(A spoof by Professor Robert Dean)
Jeff Hamm: Hey, Lew! Thanks for agreeing to meet with me.
Lew Waters: No problem, Jeff. I wouldn’t have chosen Bryan Wray’s coffee shop, though.
Jeff Hamm: Sorry about that, Lew. I need the cover.
Lew Waters: Oh, you mean the tar and feathers stuff. Look, I wouldn’t…
Jeff Hamm: I’m not, really – just precautions.
Lew Waters: What’s up?
Jeff Hamm: Did you bring your tape recorder?
Lew Waters: Yep! Got it right here. Want me to turn it on?
Jeff: Sure – why not.
Lew: This is Thursday October 2, 2014, at 10:12 am, Vancouver, WA, with Jeff Hamm, CEO of C-Tran. What’s the purpose of this meeting?
Jeff: I’ve got a press release I want to read to you – it’s about BRT.
Lew: I heard rumors that you were shutting it all down. Is that true?
Jeff: Well, yes and no. Let me read the press release and then you can ask questions, OK? You will publish it, won’t you?
Lew: Hang on. Why are you reading it to me? Why not make the announcement through the Columbian?
Jeff: I did, but they didn’t publish it.
Jeff: Lou Brancaccio said he would but he keeps forgetting. Remember the secret compact we had with TriMet?
Lew: That’s right! You were going to let TriMet have Eminent Domain authority over Clark County soil and the Columbian didn’t whisper a word about it for a week!
Jeff: Yes, not until Liz Pike organized all those rallies. Lou’s OK but he just forgets things all the time.

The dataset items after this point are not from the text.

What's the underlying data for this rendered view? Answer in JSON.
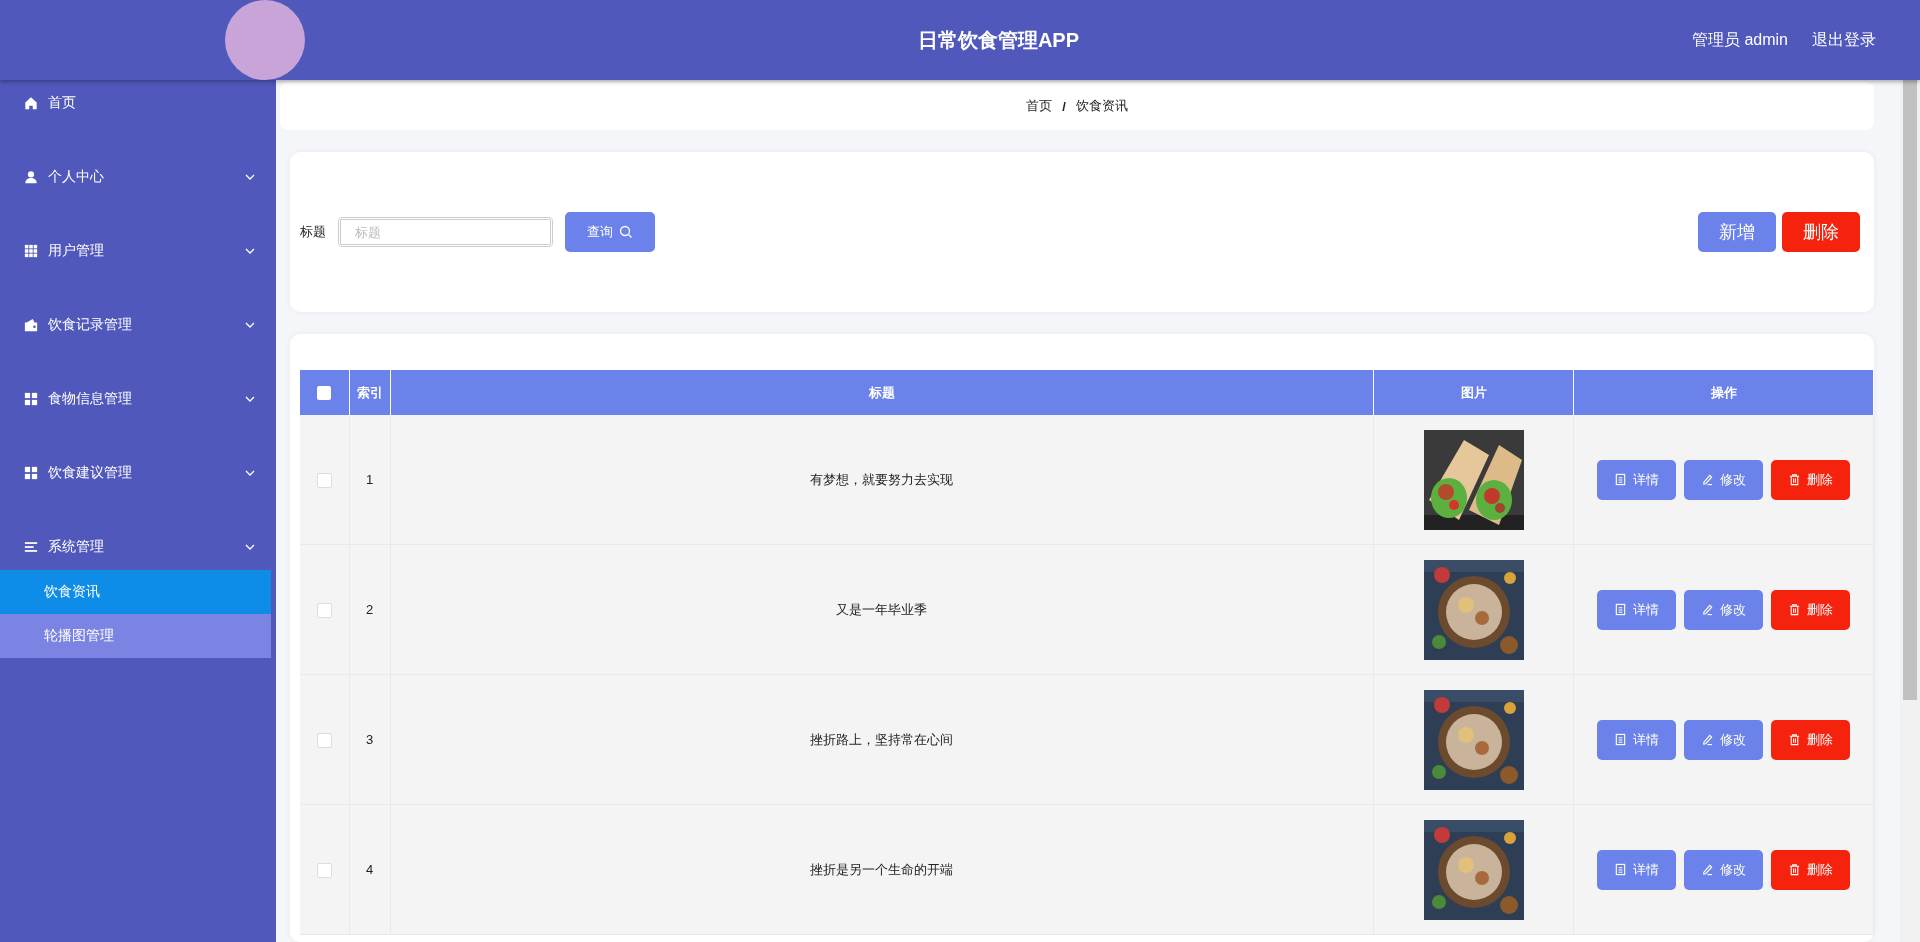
{
  "header": {
    "title": "日常饮食管理APP",
    "user": "管理员 admin",
    "logout": "退出登录"
  },
  "sidebar": {
    "items": [
      {
        "label": "首页"
      },
      {
        "label": "个人中心",
        "expanded": false,
        "has_submenu": true
      },
      {
        "label": "用户管理",
        "expanded": false,
        "has_submenu": true
      },
      {
        "label": "饮食记录管理",
        "expanded": false,
        "has_submenu": true
      },
      {
        "label": "食物信息管理",
        "expanded": false,
        "has_submenu": true
      },
      {
        "label": "饮食建议管理",
        "expanded": false,
        "has_submenu": true
      },
      {
        "label": "系统管理",
        "expanded": true,
        "has_submenu": true,
        "children": [
          {
            "label": "饮食资讯",
            "selected": true
          },
          {
            "label": "轮播图管理",
            "selected": false
          }
        ]
      }
    ]
  },
  "breadcrumb": {
    "items": [
      "首页",
      "饮食资讯"
    ],
    "separator": "/"
  },
  "search": {
    "label": "标题",
    "placeholder": "标题",
    "button": "查询"
  },
  "actions": {
    "add": "新增",
    "delete": "删除"
  },
  "table": {
    "header_checked": false,
    "columns": [
      "索引",
      "标题",
      "图片",
      "操作"
    ],
    "rows": [
      {
        "checked": false,
        "index": "1",
        "title": "有梦想，就要努力去实现",
        "image": {
          "kind": "picture"
        },
        "buttons": [
          "详情",
          "修改",
          "删除"
        ]
      },
      {
        "checked": false,
        "index": "2",
        "title": "又是一年毕业季",
        "image": {
          "kind": "picture"
        },
        "buttons": [
          "详情",
          "修改",
          "删除"
        ]
      },
      {
        "checked": false,
        "index": "3",
        "title": "挫折路上，坚持常在心间",
        "image": {
          "kind": "picture"
        },
        "buttons": [
          "详情",
          "修改",
          "删除"
        ]
      },
      {
        "checked": false,
        "index": "4",
        "title": "挫折是另一个生命的开端",
        "image": {
          "kind": "picture"
        },
        "buttons": [
          "详情",
          "修改",
          "删除"
        ]
      }
    ]
  }
}
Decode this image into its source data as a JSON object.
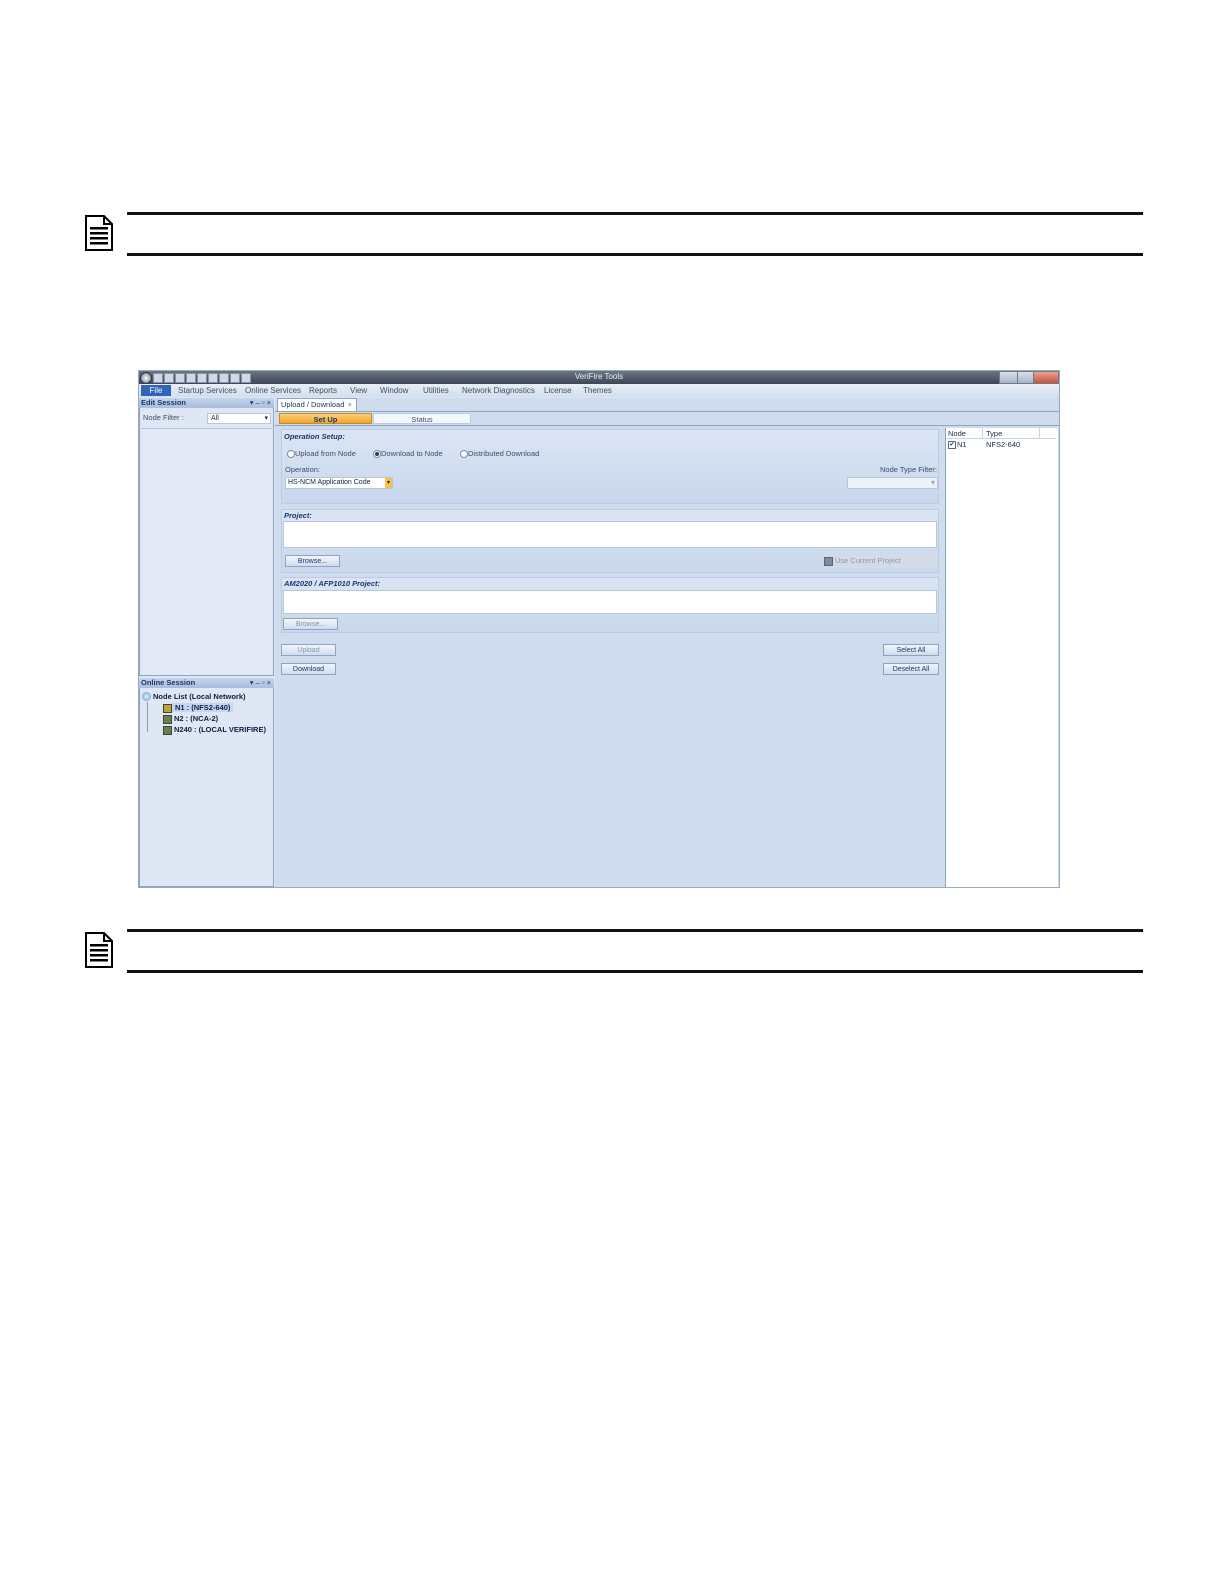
{
  "window": {
    "title": "VeriFire Tools",
    "menu": [
      "File",
      "Startup Services",
      "Online Services",
      "Reports",
      "View",
      "Window",
      "Utilities",
      "Network Diagnostics",
      "License",
      "Themes"
    ]
  },
  "edit_session": {
    "header": "Edit Session",
    "controls": "▾  –  ▫  ×",
    "node_filter_label": "Node Filter :",
    "node_filter_value": "All"
  },
  "online_session": {
    "header": "Online Session",
    "controls": "▾  –  ▫  ×",
    "tree_root": "Node List (Local Network)",
    "nodes": [
      "N1 : (NFS2-640)",
      "N2 : (NCA-2)",
      "N240 : (LOCAL VERIFIRE)"
    ]
  },
  "document_tab": {
    "label": "Upload / Download",
    "close": "×"
  },
  "subtabs": [
    "Set Up",
    "Status"
  ],
  "operation_setup": {
    "title": "Operation Setup:",
    "radios": [
      {
        "label": "Upload from Node",
        "selected": false
      },
      {
        "label": "Download to Node",
        "selected": true
      },
      {
        "label": "Distributed Download",
        "selected": false
      }
    ],
    "operation_label": "Operation:",
    "operation_value": "HS-NCM Application Code",
    "node_type_filter_label": "Node Type Filter:",
    "node_type_filter_value": ""
  },
  "project": {
    "title": "Project:",
    "value": "",
    "browse": "Browse...",
    "use_current": "Use Current Project"
  },
  "am2020_project": {
    "title": "AM2020 / AFP1010 Project:",
    "value": "",
    "browse": "Browse..."
  },
  "actions": {
    "upload": "Upload",
    "download": "Download",
    "select_all": "Select All",
    "deselect_all": "Deselect All"
  },
  "node_table": {
    "headers": [
      "Node",
      "Type"
    ],
    "rows": [
      {
        "checked": true,
        "node": "N1",
        "type": "NFS2-640"
      }
    ]
  },
  "colors": {
    "accent_tab": "#f7b23e",
    "panel_bg": "#dfe7f5",
    "header_blue": "#1a3670"
  }
}
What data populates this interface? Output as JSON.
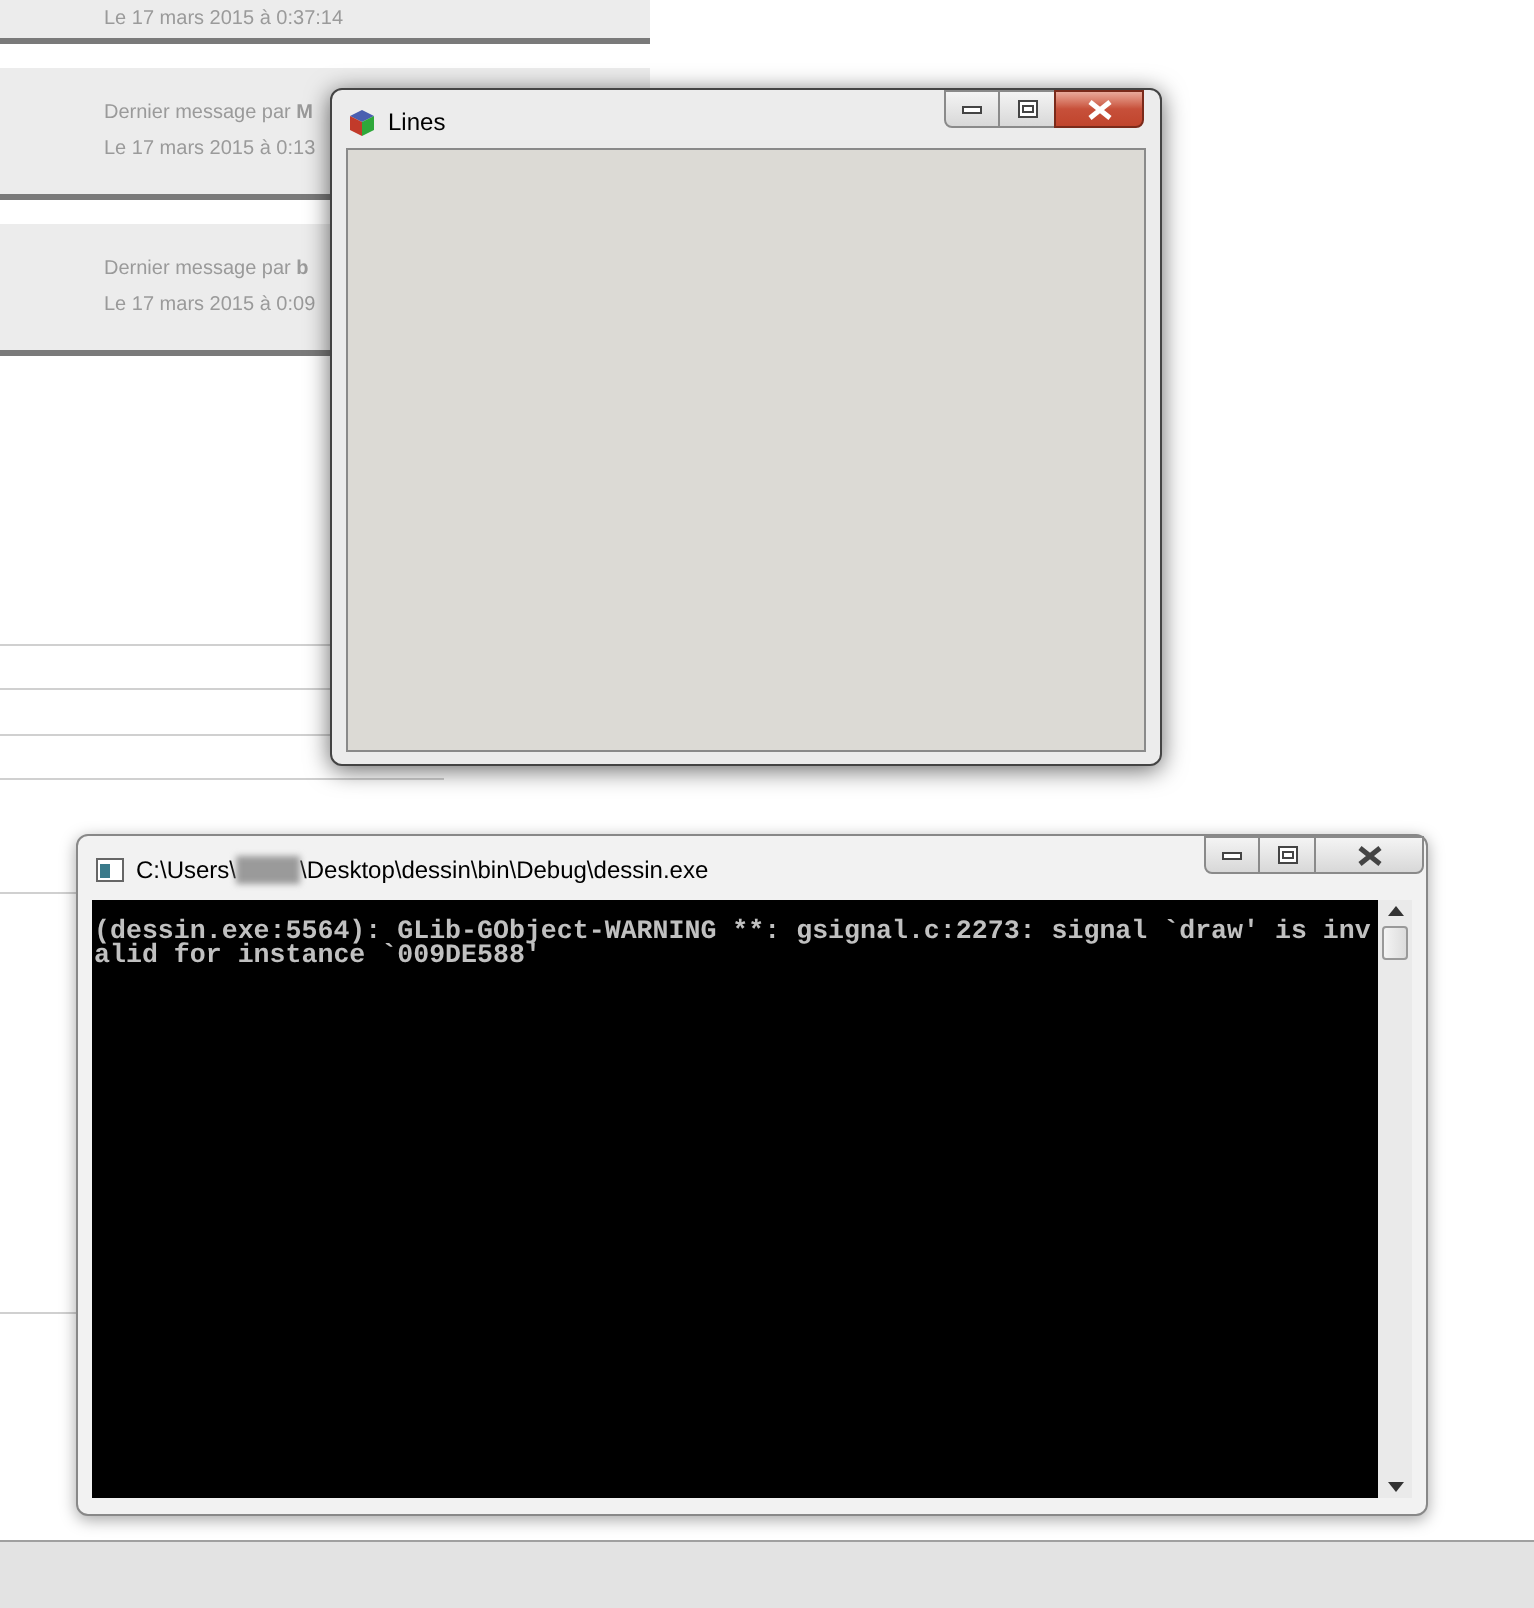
{
  "page": {
    "cards": [
      {
        "lines": [
          "Le 17 mars 2015 à 0:37:14"
        ]
      },
      {
        "lines": [
          "Dernier message par **M**",
          "Le 17 mars 2015 à 0:13"
        ]
      },
      {
        "lines": [
          "Dernier message par **b**",
          "Le 17 mars 2015 à 0:09"
        ]
      }
    ]
  },
  "lines_window": {
    "title": "Lines"
  },
  "console_window": {
    "title_start": "C:\\Users\\",
    "title_end": "\\Desktop\\dessin\\bin\\Debug\\dessin.exe",
    "output": [
      "(dessin.exe:5564): GLib-GObject-WARNING **: gsignal.c:2273: signal `draw' is inv",
      "alid for instance `009DE588'"
    ]
  }
}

Lew: You should have come to me that time.
Jeff: I know Lew, and I do apologize.
Jeff: OK, let’s do it. Here goes…
>b>For Immediate Release
The Chief Executive Officer of C-Tran, Jeff Hamm, today announced that its long lived Bus Rapid Transit division is defunct. Splat.
Jeff: Any questions?
Lew: Well…no…that about says it all.
Lew: What does the C-Tran Board of Directors have to say about this?
Jeff: I haven’t told them yet. I can’t imagine they’ll be very happy about it. Some of them, like Larry Smith and Tim Leavitt, have gone out on a limb to make sure we never had an up or down vote on the BRT System Plan. But, what can they say? They’re just part-time directors and I’m CEO – sort of like the new Clark County charter we devised.
Lew: What happens to your BRT Manager, Chuck Green?
Jeff: That’s the sad part. Chuck has been with us for going on 4 years now. Even though he sacrificed a brilliant and promising career with Parsons Brinckerhoff – he was on loan, you know – to come and help us out in our time of need, we can’t afford to pay him his exorbitant salary and benefits any more – he is vested, though, for CTran’s generous retirement package.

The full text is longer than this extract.